As a B.C. resident for the bulk of my life, and a reporter who got her start in the early days of the post-2001 Liberal landslide, you'd think I'd be unflappable now when it comes to decisions out of Victoria.

But my mouth dropped at this week's news of campsite fee increases. Actually, if I'm being honest, my stomach knotted up: it's a kick to the gut to discover that one more thing that you want desperately to give your kids may be slipping through your fingers.

I get it: the halcyon days of affordability are gone. Trust me, I live that reality every single day. I live in the metro Vancouver area (albeit in a wildly more affordable area than Vancouver itself would be), I have two kids, my electric and gas and property tax and telecommunications bills seem to sneak up by inches every single year. We are a (mostly) one income family. Inflation is nipping at our heels.

And I realize that the costs that affect me on an individual level affect the government coffers on a provincial level - it costs more to heat school buildings than it did 20 years ago, it costs more to pave roads, it costs more to do everything.

I get it, I really do.

But I could barely afford the camping trips we did last year. I spent more than $100 in reservation and fees and extra-car charges before I'd even packed a single bag.

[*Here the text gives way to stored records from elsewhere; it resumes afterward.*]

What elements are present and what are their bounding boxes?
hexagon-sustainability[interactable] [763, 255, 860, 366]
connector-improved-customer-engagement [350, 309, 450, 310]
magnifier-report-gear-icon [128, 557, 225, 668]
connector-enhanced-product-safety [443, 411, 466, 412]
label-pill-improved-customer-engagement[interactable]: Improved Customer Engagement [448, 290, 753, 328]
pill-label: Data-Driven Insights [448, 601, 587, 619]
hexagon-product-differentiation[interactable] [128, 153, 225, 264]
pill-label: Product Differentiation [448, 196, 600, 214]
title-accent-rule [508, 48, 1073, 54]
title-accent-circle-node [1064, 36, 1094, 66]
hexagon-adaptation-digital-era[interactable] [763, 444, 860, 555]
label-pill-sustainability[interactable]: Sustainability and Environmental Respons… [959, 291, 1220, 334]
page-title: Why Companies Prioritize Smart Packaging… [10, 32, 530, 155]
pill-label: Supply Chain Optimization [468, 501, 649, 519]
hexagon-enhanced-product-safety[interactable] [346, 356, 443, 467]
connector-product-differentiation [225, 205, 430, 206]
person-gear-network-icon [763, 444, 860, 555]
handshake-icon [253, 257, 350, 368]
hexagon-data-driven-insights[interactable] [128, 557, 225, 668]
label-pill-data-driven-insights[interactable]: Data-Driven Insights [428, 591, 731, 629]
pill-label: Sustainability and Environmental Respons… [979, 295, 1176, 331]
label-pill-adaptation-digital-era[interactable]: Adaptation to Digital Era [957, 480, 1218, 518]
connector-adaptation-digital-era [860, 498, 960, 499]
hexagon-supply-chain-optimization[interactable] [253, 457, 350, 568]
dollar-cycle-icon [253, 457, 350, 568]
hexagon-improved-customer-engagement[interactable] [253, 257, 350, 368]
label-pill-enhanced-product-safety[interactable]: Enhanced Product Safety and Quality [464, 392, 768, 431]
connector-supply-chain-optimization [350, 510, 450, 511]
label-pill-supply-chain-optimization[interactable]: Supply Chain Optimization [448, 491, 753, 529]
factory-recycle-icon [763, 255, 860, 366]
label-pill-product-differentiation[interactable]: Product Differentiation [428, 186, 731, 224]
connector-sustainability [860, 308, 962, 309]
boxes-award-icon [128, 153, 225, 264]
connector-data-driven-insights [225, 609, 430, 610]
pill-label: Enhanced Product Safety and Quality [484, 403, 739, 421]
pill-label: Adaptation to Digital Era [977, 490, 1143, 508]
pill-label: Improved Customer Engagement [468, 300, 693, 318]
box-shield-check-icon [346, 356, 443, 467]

Before I put gas in the car, bought hot dogs and marshmallows, purchased necessary gear for my kids, bought wood.

When I was young, I saw most of B.C., and every province between here and the Atlantic. I camped through Arizona, California, South Dakota, Utah. I camped on P.E.I. and in Nova Scotia. I felt the wind blow through giant redwoods, and over deserts, and walked through forests dripping with moss. I stood in waterfalls still frigid from the glacier masses they'd melted from, wandered historic forts, stared in awe at Mount Rushmore, and touched dinosaur bones in Alberta. I looked down at Plymouth Rock, saw mirages that looked like lakes. I stepped out of a tent onto gravel and walked fifteen minutes through winding paths and over sand dunes to watch the roar of waves crash down on the Oregon coast, knowing that the water that came tickling at my toes had once kissed the coast of Asia or of Australia.

Camping made this possible. Affordable camping made this possible.

My kids will be lucky if we get to Squamish or Golden Ears this year.

According to the press release, the increases will generate $1.3 million in additional revenues, all of which will be reinvested in the park system.

I suppose I should give kudos to the government for finding a way to continue to support the parks system from within the system itself. It costs money to make wild spaces available to the public, to preserve what we have, and to make sure it still exists for future generations.

But surely there's a better way than nickel-and-diming families that are already on the knife edge.

I have no doubt the parks will stay busy and those long weekends will see every campsite full. Most people will absorb the new fee. Others will simply begin to opt out. And a generation of kids that need to stand in waterfalls from glaciers and go to historic forts and smell pine trees and have their toes kissed by water from the other side of the planet will instead stay home.

In a world increasingly concerned about our disconnection from the very planet on which we exist, I'd say that qualifies as a tragedy.

Christina Myers is a freelance writer and a former Burnaby NOW reporter.